There are many ways of motivating and taking physical activity specific to local people in their park. This may include different levels of physical activity which can be fit into a general walk or dog walking schedule, the use of new technology to link to further information or perhaps the use of augmented reality and games.

There is no generic template for a good park or green space. The connections between experiences of nature, including diverse trees, plants and wildlife and mental wellbeing are strong. A park that only serves as a children’s playground or a football training ground is not fulfilling its potential,

There is also a strong case for saying that using parks for people to be active supports mental wellbeing and social inclusion and contributes to a preventative health agenda.

Also, while green spaces are important we should also remember that ‘blue space’ matters too.

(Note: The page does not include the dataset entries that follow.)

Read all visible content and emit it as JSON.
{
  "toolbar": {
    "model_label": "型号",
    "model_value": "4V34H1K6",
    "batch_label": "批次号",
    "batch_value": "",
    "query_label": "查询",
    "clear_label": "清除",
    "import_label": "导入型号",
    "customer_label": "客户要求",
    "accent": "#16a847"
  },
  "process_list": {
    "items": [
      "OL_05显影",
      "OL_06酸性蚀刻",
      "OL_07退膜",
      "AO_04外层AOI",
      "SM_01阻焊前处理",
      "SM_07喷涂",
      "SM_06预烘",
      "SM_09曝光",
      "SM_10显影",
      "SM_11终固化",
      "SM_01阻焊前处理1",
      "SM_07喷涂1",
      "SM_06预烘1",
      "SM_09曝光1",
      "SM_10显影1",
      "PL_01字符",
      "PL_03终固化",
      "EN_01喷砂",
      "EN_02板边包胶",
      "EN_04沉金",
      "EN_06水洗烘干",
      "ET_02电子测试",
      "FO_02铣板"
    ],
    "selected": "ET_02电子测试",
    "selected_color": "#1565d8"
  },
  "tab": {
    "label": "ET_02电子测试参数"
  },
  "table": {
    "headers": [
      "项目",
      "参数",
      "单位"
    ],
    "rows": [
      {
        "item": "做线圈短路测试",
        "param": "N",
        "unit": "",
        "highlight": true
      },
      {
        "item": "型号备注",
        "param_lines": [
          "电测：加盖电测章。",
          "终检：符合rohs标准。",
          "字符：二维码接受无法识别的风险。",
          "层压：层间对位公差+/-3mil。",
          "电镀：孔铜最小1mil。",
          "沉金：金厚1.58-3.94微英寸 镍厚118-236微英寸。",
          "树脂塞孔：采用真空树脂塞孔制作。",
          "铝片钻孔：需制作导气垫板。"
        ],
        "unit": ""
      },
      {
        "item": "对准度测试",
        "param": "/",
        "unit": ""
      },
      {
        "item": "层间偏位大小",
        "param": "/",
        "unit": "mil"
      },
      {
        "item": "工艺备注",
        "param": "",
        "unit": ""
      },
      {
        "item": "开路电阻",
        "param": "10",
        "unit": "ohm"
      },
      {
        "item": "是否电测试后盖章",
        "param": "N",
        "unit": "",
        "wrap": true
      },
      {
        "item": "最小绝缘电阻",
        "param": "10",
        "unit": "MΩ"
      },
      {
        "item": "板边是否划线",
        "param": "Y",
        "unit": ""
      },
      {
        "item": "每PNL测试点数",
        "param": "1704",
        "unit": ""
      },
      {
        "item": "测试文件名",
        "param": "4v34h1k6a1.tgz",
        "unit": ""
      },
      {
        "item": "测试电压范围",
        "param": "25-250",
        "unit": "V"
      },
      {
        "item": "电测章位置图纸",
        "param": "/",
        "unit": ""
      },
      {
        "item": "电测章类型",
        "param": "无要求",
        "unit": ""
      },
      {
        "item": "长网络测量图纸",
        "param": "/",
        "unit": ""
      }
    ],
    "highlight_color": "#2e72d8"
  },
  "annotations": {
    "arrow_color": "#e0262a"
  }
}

Rivers, lakes and canals are all great places for people to enjoy paddlesports, swimming or just being near the water.

The possibilities for our parks as places where local people engage and are active are numerous and there is considerable scope for local residents to share their experiences of using the park, to help people come up with ideas.

It is also important to recognise that visibility in the park makes it easier to see people like being active – reducing social distance.

There are also a number of ways that local groups and community entrepreneurs can become involved and develop bottom-up initiatives which can have a real impact due to their understanding of local needs and people.

This conference will feature real stories and successes to be told, lessons to be learnt, ideas and experiences to be shared

This conference is aimed at representatives from parks, social and sports development and other departments at our local authorities, social prescribers, public health, trusts, social enterprises, community groups and health and wellbeing bodies.